息子がケガを負って、ほぼ1カ月が経過した。
ランニングGOサインがでた後、47番は順調に回復した。
47番がケガを負った後、彼の体調の早期回復のため、母親は徹底的な食事療法を行った。
毎日「もずく」あるいは「めかぶ」が食卓にのった。肉料理から、魚料理や野菜料理へと一気に変わった。47番は文句も言わず、黙々と食した。1日も早い復帰のために・・・・。

いよいよ4月17日、Mドクターによる”見極め”の日となった。
47番は、診察に時間がかかってクラブの練習に間に合うように、練習着に着替え、ピステやシンガードやスパイクやボールやドリンクを準備して、診察に臨んだ。
全体練習に参加するために・・・
儀式のようなMRI検査を行い、『経過は良好、今日から全体練習に参加していいよ』とMDドクターのOKが出る、はずたった・・・



「〇〇く~~ん。診察室へどうぞ。」看護婦さんの明るい声で47番は呼ばれた。
MRIの画像を見ながら少し険しい表情のMドクターが待機していた。

診察結果は極めて思わしくないものだった。
いくつかの重要な指摘がされ、我々は想定外の選択を強いられた。
受け入れたくない現実が、目の前に提示された。
彼はとても失望した。が、すぐに前を向き、ある決意に満ちた言葉を口にした。
「手術した方がいいということですね。
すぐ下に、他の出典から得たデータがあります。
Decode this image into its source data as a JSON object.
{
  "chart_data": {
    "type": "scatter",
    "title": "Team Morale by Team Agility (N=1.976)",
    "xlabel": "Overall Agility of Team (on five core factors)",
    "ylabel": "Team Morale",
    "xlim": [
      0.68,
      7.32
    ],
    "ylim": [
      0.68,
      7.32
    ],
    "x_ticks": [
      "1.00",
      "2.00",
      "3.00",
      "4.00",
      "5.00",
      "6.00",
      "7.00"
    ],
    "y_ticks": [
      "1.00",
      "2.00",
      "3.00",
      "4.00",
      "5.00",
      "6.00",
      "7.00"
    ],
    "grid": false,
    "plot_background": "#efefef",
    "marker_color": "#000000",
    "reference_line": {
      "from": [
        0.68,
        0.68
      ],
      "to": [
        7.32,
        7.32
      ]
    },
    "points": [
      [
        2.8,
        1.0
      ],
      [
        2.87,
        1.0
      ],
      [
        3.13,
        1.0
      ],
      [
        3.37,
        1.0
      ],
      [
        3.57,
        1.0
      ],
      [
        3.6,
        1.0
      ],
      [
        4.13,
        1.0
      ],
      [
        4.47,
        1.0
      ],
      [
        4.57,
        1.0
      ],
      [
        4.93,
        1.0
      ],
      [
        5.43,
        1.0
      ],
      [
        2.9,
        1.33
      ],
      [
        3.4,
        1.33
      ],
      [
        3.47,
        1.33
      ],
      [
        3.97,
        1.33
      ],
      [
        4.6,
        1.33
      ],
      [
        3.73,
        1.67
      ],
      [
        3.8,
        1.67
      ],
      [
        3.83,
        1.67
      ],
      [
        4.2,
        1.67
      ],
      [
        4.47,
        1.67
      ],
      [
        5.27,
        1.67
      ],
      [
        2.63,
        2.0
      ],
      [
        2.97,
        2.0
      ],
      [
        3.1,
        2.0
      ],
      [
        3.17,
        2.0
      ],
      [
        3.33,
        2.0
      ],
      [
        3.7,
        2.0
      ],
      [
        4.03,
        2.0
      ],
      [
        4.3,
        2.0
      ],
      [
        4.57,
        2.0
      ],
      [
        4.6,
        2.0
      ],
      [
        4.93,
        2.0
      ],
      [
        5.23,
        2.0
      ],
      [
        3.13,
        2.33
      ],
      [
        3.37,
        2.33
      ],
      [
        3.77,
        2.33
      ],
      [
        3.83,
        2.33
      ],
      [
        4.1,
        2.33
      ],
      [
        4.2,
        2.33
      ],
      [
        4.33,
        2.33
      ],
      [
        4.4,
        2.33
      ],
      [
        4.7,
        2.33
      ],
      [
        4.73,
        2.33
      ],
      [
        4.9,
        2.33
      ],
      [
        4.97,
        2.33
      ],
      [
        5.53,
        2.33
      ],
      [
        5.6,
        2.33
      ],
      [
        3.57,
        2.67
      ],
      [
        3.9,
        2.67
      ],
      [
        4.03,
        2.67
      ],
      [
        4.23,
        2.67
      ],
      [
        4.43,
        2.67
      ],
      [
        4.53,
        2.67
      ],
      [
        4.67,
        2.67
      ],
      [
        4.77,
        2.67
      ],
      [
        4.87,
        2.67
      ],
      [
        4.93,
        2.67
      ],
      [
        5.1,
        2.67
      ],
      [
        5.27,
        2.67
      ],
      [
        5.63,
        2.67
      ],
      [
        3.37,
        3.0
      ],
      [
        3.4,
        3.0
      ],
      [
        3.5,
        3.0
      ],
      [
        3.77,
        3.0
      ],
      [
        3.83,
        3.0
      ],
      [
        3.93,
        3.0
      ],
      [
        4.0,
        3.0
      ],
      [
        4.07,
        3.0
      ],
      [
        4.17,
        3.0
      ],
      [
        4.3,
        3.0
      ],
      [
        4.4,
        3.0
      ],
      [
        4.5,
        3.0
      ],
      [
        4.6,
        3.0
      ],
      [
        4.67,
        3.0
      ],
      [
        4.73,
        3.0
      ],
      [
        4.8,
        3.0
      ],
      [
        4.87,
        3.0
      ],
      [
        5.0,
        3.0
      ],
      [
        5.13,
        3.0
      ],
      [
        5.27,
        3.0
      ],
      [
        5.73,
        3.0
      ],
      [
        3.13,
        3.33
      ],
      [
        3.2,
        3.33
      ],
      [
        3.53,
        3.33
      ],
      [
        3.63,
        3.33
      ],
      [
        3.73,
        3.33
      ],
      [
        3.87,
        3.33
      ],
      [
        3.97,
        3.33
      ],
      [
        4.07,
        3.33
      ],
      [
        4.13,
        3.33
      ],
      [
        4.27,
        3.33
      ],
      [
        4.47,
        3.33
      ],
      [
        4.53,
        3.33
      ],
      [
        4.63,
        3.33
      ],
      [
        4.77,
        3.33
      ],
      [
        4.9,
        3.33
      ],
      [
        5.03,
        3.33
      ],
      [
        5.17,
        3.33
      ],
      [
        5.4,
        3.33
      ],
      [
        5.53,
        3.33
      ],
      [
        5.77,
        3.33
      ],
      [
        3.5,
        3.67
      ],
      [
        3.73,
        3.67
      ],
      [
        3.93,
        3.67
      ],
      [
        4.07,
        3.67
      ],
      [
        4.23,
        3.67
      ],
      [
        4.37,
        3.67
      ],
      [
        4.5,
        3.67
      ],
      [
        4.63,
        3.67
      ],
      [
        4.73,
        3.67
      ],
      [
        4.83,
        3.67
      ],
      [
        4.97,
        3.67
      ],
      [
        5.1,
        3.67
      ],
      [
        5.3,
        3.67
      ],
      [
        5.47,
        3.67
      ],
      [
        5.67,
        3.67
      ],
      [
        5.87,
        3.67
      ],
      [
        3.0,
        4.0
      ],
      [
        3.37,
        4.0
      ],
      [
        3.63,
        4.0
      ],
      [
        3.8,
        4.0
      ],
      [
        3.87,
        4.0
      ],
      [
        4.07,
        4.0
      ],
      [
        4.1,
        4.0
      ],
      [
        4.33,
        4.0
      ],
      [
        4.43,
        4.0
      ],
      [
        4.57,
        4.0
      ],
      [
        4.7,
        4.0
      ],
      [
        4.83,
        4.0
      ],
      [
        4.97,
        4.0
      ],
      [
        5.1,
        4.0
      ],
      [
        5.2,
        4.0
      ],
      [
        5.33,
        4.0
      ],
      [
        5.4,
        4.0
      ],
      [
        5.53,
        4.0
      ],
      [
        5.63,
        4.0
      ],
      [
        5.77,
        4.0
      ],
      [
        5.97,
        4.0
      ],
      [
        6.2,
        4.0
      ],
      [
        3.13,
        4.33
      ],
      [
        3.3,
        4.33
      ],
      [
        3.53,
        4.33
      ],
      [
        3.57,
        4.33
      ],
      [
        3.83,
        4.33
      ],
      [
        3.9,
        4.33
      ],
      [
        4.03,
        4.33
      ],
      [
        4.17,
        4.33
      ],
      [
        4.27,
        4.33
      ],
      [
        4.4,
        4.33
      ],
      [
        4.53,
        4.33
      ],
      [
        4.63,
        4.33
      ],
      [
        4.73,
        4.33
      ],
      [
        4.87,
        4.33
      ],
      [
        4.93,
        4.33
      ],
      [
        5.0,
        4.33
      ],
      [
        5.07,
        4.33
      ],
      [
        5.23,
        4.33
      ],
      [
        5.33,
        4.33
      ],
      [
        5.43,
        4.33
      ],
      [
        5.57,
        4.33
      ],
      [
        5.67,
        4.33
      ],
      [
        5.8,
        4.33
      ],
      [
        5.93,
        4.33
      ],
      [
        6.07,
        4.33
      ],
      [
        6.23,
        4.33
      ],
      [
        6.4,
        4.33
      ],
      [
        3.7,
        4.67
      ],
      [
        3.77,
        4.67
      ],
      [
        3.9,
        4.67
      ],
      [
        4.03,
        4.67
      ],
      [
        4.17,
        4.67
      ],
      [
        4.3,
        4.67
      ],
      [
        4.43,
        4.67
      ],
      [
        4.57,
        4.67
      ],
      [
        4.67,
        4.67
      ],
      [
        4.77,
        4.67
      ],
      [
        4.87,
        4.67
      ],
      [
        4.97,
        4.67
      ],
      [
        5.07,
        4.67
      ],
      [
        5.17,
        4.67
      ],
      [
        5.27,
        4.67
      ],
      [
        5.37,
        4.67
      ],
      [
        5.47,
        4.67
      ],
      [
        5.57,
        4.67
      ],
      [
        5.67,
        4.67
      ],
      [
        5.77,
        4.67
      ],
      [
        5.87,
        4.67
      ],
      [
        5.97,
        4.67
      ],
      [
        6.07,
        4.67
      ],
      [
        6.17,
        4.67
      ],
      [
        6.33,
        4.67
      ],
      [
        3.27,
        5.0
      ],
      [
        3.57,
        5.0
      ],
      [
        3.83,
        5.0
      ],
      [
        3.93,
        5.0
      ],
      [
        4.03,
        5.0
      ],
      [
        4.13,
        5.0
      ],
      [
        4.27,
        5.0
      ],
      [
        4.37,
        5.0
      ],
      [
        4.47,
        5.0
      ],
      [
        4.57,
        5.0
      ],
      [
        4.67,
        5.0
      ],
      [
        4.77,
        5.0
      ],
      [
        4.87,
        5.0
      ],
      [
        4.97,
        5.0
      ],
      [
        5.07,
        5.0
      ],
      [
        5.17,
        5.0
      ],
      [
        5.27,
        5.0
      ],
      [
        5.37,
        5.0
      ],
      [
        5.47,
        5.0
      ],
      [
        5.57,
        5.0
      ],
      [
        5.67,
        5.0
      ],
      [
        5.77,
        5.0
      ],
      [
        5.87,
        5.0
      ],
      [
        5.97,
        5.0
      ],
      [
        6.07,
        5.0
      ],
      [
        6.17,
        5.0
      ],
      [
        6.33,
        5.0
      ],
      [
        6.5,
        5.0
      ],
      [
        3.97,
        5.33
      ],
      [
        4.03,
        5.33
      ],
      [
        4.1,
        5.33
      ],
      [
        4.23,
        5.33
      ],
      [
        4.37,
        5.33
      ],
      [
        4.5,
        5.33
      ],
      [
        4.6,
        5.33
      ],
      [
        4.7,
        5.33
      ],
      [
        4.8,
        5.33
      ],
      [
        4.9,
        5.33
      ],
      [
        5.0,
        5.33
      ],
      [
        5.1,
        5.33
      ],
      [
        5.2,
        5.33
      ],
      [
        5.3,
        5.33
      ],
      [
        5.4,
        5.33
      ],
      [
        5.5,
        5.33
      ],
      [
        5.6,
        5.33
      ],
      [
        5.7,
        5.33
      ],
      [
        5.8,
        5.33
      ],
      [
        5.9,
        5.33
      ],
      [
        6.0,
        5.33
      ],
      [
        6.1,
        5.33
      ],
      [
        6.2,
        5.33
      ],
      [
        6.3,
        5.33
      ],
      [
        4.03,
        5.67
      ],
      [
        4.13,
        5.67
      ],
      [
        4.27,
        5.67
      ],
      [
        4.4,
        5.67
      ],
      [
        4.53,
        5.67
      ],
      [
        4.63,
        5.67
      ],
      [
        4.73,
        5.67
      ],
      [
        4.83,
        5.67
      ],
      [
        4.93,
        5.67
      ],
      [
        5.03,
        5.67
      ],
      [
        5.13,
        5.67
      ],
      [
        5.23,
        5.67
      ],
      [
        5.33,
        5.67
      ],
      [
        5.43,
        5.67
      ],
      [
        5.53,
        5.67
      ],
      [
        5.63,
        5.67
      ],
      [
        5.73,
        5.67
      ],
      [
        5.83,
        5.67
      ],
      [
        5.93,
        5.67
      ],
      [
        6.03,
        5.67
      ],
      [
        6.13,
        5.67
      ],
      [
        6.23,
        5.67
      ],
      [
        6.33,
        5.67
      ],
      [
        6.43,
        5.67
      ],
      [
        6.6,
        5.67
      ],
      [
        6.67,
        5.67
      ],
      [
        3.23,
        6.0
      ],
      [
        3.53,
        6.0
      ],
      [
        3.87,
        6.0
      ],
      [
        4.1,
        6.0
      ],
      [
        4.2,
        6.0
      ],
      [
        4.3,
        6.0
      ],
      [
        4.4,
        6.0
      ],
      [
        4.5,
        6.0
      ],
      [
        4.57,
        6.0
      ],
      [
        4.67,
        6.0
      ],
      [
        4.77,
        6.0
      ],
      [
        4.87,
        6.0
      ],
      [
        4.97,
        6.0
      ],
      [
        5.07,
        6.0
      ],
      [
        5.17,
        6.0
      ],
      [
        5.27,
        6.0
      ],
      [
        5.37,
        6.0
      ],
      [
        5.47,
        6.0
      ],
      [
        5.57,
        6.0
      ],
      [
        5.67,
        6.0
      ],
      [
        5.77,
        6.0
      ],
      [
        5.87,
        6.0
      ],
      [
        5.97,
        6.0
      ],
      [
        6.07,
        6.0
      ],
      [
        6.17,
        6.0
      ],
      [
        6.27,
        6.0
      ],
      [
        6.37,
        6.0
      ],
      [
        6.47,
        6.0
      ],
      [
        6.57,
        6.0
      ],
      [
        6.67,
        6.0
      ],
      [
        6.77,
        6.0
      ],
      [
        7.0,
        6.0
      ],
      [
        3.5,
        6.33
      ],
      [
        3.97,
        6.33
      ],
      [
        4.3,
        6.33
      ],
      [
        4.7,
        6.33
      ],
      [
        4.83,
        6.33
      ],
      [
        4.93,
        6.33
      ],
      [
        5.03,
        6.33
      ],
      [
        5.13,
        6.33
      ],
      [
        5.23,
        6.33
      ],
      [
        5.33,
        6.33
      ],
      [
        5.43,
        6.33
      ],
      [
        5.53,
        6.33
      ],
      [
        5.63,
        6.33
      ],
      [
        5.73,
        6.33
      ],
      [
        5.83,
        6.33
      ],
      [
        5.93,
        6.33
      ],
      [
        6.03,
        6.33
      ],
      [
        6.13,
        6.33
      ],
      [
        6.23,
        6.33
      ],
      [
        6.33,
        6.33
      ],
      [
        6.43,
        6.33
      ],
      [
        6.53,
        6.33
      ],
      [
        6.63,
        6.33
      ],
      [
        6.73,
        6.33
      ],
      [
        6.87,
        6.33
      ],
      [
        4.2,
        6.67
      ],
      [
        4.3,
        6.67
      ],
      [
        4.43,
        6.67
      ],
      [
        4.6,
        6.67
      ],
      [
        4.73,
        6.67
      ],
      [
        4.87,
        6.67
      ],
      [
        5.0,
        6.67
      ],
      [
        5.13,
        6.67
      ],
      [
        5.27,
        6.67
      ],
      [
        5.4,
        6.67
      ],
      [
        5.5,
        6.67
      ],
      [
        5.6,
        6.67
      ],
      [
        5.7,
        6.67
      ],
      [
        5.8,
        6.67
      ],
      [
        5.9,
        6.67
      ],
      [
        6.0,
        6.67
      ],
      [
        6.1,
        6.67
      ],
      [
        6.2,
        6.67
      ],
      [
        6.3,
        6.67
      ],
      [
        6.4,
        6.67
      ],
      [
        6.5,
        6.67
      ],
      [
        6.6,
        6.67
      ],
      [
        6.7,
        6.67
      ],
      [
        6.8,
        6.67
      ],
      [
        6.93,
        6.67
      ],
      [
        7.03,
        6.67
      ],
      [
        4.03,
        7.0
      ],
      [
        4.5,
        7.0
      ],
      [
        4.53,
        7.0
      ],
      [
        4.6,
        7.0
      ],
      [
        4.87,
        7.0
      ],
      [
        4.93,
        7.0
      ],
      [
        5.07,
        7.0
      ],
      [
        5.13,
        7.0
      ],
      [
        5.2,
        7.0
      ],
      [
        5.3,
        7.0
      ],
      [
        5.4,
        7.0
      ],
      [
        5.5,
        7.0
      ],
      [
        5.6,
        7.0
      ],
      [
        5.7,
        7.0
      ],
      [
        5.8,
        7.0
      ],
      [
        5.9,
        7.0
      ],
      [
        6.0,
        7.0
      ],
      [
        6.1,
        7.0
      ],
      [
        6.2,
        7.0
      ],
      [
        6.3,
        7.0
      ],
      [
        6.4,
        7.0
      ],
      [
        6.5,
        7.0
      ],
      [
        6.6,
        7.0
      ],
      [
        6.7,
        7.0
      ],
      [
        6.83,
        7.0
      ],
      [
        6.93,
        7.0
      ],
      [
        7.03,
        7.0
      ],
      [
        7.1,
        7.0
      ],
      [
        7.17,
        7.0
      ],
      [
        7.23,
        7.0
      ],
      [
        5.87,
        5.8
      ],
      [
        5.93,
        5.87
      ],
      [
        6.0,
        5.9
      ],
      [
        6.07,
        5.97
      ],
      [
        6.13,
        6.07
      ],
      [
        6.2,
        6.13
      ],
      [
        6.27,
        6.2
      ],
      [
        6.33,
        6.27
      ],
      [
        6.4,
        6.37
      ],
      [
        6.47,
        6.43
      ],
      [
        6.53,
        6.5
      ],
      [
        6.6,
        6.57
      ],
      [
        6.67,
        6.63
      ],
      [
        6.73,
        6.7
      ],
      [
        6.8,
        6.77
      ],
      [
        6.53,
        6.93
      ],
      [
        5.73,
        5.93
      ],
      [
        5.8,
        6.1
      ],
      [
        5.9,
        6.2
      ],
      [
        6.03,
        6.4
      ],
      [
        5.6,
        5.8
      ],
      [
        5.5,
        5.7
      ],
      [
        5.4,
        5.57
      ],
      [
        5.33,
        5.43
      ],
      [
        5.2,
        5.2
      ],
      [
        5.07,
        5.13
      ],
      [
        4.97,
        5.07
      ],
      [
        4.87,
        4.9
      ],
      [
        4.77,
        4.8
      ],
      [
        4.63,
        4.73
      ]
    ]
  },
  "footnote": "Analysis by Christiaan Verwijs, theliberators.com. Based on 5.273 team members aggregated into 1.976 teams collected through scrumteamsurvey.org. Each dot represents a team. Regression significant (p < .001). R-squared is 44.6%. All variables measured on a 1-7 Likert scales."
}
そしたら、一番早くできるのはいつですか?」

私は心の中で涙した。
あれほど熱意を持って真摯に謙虚にサッカーをして、ケガの後も回復のみを目指していろいろなことを我慢し続けた彼が、どうしてこのような”仕打ち”を受けなければならないのか。
でも、今目の前に示されている現実がすべてなのだ。
47番は、敢然と前を向いた。
その日のうちに、手術のための検査が行われ、日程も決まった。

夢であって欲しいと思うことは、いつも現実だ。
病院から出て車に乗ると、母親の目から涙が流れた。
私も心の中で泣いた。確実に目は潤んでいたと思う。
でも、一瞬ですぐに前を向いた息子の気持ちを思うと、違う感情が生まれた。
そして、彼と彼の母親の前で、こう言った。
「オレ、絶対頑張るから。おまえのために絶対頑張るから。」


彼のために頑張る以外は考えられなかった。